Improve Running Cadence – How to Get to 180 bpm

What is running cadence?

When I first started running, I noticed a lot of strain in my legs. I thought I was running too far and too often, but it was actually bad running form. I was greatly increasing my chances of injury just by over-striding. ­You might think you’re moving fast, but big running strides are hurting your form. Taking longer strides is one way to increase speed, but the other part of the equation is to improve running cadence.

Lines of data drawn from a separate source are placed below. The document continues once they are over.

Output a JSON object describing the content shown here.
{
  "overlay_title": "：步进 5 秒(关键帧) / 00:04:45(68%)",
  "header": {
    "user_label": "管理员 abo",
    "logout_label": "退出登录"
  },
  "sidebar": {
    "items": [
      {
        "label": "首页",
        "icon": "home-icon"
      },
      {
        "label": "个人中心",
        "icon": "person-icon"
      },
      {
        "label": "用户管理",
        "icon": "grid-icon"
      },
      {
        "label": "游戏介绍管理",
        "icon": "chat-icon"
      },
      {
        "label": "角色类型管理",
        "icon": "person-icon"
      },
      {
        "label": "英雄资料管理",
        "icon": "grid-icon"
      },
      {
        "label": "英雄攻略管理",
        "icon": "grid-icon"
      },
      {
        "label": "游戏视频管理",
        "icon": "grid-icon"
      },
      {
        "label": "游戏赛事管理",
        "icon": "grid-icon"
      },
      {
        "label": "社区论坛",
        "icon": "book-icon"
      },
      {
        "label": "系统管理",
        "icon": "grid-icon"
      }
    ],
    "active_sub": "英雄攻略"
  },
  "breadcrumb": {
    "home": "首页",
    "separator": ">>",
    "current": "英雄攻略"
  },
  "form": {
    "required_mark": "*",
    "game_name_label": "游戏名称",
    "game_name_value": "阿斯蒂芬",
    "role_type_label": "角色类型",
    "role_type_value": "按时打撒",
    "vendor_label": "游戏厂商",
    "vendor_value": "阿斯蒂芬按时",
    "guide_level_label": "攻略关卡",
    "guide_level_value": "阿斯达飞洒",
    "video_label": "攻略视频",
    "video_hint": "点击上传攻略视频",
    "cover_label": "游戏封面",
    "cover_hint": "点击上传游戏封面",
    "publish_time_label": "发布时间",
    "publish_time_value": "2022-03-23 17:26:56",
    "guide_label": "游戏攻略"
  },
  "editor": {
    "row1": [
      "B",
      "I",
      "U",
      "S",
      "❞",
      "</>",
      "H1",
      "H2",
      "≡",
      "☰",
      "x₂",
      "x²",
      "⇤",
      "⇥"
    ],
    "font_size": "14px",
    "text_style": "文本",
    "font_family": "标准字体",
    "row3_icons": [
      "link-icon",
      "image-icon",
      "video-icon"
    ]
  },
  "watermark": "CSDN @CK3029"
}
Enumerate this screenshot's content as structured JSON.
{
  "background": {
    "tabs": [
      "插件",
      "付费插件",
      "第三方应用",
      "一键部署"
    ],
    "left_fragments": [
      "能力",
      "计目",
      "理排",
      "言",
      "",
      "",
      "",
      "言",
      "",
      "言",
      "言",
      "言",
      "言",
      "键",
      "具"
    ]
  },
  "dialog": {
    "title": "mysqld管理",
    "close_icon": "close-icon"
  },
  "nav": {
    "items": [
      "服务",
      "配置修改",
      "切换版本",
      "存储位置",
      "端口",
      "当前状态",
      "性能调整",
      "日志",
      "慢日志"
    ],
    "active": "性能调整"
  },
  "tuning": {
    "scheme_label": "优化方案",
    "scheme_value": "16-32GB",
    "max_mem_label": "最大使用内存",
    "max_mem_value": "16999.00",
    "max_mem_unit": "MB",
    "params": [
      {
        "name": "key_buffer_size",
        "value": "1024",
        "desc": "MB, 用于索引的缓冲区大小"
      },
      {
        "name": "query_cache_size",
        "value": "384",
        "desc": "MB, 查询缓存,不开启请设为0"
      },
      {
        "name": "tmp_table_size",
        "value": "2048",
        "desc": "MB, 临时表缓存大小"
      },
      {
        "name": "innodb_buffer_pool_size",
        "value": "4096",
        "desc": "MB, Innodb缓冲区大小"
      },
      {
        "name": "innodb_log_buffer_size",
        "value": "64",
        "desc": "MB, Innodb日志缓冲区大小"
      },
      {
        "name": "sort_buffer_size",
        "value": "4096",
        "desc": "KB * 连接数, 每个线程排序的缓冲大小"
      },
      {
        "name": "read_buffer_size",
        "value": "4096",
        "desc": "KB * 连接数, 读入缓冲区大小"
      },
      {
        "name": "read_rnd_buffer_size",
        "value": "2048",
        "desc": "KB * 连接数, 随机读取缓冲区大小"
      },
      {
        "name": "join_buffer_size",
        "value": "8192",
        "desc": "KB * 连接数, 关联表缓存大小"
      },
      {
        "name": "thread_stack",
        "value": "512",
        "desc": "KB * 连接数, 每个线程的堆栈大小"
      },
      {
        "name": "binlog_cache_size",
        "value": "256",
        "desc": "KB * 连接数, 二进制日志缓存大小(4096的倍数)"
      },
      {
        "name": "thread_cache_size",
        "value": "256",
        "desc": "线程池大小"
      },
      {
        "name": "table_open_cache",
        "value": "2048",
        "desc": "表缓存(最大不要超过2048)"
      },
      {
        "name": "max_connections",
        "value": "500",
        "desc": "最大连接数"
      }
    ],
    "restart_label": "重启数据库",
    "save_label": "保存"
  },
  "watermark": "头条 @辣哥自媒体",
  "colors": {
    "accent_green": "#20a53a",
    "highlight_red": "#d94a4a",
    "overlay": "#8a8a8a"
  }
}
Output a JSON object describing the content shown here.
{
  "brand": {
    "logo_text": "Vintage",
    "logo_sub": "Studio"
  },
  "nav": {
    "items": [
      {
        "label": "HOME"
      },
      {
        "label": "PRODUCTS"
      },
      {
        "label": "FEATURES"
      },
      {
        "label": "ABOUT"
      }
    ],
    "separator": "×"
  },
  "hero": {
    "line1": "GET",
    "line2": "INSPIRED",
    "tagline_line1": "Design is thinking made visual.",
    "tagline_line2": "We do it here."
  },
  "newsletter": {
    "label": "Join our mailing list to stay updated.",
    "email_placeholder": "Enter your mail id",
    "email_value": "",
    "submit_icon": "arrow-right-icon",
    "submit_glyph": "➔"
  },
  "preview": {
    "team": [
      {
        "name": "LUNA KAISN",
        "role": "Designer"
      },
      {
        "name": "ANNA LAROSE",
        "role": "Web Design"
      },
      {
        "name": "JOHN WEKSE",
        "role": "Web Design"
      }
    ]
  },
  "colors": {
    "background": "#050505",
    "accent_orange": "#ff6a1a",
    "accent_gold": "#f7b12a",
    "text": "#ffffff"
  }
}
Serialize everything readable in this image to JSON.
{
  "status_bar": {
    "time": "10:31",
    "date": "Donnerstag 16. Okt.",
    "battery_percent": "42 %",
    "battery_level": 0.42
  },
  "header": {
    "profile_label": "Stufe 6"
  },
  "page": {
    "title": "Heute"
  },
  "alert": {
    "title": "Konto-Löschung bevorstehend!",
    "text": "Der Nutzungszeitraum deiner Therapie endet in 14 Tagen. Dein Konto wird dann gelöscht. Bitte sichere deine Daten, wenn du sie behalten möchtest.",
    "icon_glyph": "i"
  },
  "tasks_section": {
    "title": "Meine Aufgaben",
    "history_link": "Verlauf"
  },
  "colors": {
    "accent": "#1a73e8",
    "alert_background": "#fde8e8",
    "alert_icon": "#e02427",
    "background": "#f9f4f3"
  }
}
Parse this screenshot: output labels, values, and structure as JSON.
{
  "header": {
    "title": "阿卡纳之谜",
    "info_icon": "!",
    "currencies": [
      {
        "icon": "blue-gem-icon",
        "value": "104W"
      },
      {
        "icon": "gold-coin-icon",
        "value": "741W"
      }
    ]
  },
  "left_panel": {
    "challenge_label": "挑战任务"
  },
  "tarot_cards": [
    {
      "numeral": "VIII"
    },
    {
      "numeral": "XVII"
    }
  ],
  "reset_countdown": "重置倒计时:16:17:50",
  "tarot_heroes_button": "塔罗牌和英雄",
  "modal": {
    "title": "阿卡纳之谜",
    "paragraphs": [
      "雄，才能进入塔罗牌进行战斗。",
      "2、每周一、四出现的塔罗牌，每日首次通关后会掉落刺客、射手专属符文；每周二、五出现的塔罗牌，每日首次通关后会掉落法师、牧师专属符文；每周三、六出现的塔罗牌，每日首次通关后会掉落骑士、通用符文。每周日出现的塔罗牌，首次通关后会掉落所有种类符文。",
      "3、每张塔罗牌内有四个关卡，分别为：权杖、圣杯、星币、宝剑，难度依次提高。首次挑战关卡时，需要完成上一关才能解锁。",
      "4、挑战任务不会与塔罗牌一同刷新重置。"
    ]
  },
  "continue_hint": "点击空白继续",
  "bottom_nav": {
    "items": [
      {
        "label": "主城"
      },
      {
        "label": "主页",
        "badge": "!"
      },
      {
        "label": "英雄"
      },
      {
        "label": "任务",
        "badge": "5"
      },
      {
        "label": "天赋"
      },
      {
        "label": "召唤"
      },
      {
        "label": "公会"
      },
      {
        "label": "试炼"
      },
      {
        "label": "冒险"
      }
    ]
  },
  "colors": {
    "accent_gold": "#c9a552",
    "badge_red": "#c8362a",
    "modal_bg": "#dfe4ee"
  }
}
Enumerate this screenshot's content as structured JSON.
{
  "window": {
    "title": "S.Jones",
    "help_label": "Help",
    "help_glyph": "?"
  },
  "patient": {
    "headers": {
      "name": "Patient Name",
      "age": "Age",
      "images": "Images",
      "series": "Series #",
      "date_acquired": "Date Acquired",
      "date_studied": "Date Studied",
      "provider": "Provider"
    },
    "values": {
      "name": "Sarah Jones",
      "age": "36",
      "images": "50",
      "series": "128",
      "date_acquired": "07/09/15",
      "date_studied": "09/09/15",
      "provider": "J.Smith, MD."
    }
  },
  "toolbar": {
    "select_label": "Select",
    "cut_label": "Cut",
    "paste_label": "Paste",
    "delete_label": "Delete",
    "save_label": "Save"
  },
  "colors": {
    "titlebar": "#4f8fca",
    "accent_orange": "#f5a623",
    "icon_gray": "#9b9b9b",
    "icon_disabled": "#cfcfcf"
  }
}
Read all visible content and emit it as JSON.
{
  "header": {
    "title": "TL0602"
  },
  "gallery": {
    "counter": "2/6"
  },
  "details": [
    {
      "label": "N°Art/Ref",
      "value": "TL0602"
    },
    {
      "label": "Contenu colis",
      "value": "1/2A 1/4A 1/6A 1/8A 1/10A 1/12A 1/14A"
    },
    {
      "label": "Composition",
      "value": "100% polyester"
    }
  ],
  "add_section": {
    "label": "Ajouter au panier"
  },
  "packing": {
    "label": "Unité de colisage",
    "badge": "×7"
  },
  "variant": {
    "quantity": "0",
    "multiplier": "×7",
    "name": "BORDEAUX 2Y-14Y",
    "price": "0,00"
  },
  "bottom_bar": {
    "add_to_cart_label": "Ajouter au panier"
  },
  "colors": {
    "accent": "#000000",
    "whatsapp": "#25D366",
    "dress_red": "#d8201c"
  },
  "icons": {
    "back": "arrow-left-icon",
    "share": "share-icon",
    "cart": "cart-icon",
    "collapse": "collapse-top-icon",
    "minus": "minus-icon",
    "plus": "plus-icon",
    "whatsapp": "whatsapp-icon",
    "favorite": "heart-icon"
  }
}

Running cadence is simply how many steps you take in a minute, and generally speaking the higher the better. This is because you’re changing where your foot lands; underneath you instead of ahead of you. Throwing your leg out farther than it needs to be slows you down, but by taking quicker steps your whole body is moving faster. Plus, you’re giving your legs a softer landing and limiting injury.

What’s considered good?

It’s been said that 180 SPM (steps per minute) is the “perfect” cadence. Coach Jack Daniels came up with this number monitoring marathoners’ SPM in the 84’ Olympics. He determined that most of these elite runners had a cadence of at least 180 SPM, some of them 200+.

180 is a great goal to reach for, but in reality, your ideal cadence depends on a number of factors: height, weight, leg length, age, etc. “Every additional inch of height was associated with a decrease of just over 3 steps per minute in cadence.” If someone 5’6” runs at 180 SPM, their 6’0” friend would run at 162 SPM. 

So, what’s your optimal cadence? There’s no one size fits all answer, so you’ll have to figure that out on your own. Keep increasing your SPM until you find a comfortable pace that works for you.

How do I get my running cadence up?

Improve running cadence by slowing down – If you’re relying on big strides to run fast, you’re going to exhaust yourself early on. Slow your pace down to focus on taking more steps.

Listen to the beat– Do you want to get to 180 SPM? Try out Spotify playlists that sync up with the pace. Here’s a 180 BPM playlist if you’re up for the challenge. Here’s another running playlist at 165-170 BPM. You can find a ton of these kinds of playlists on Spotify.

Use tech – Track your cadence using an app or a smart watch. I personally wear the Under Armour HOVR shoes that track cadence via the Map My Run app. The app will tell you real time what your SPM is and will even suggest ways to improve running cadence and overall form.

Here are some screenshots I took of the Map My Run app coaching me from 168 SPM to 182!

The Nike Run Club also tracks cadence. You can see your SPM after completing your run on an Android phone. For iPhone users, you’ll have to run with your Apple Watch to see this data.